Tardabas mucho en volver. Pero, lo hiciste. A pesar de que ya no cumplirías los cuarenta años, te movías con la soltura de una jovencita. Y quiso el destino que me dirigieras tu primera sonrisa. Esa sonrisa abrió todo un espectro y un caudal cómplice y comunicativo.
Nos contamos casi todo de nuestras vidas, me dijiste que habías sido muy feliz, y que llevabas demasiado tiempo sufriendo. Pero yo te paré y logré llevarte primero a la suavidad, y más tarde incluso a la carcajada sonora. Ahora se estaba demasiado bien en aquel tren.
Yo me quedé en Tarragona y tú te bajaste en tu Barcelona y final estación de Sants. Ambos teníamos los teléfonos respectivos y una cita pactada desde la ilusión y el mutuo deseo de saber qué le pasa al futuro de la vida cuando se hace una apuesta arriesgada.
Dos meses después de vernos todos los findes y de saborear tu cuerpo y tu cariño, decidimos dejarlo. Empezamos a observarnos diferencias insalvables, incompatibilidades insuperables, y todos los defectos que llevan al enfado y al desencuentro. Pactamos el no vernos más.
Hace una semana, tomé otro tren destino tu ciudad. También tuve que discutir con una jovencita exhuberante mi asiento, porque ocupando dos de ellos se vive más placenteramente el individualismo. Cedió de malos modos y en presencia del personal del tren, y estuvimos juntos casi exactamente el mismo tiempo invertido en aquel primer viaje en el que pude conocerte, ex ilusión.

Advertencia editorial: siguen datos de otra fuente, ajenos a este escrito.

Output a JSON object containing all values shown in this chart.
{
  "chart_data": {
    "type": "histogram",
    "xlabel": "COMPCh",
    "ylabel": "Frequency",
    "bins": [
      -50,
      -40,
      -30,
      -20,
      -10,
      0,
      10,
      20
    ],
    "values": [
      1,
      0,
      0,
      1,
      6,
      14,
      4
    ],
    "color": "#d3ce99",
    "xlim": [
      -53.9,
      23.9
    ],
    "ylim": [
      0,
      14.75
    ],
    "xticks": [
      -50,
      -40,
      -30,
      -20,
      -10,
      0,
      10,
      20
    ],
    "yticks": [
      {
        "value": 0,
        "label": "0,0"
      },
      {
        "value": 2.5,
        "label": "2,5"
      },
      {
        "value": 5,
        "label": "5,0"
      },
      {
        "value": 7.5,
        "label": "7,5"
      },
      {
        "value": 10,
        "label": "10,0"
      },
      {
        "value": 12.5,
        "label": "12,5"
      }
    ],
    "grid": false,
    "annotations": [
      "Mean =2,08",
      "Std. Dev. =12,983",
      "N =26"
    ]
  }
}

La moza era potente, más que joven, nerviosota, desinhibida, ruidosa, inmadura y peleona. Nunca se giró hacia mí para bien, nunca quiso el destino que a su precocidad le atrayera mi madurez, se aligeró de ropa y casi todo el tren celebró en silencio su corporal demostración. Debía tener calor de hormonas. Pero nunca nada que ver contigo aunque ya no estés en mi vida. Ni por asomo. Nada que ver.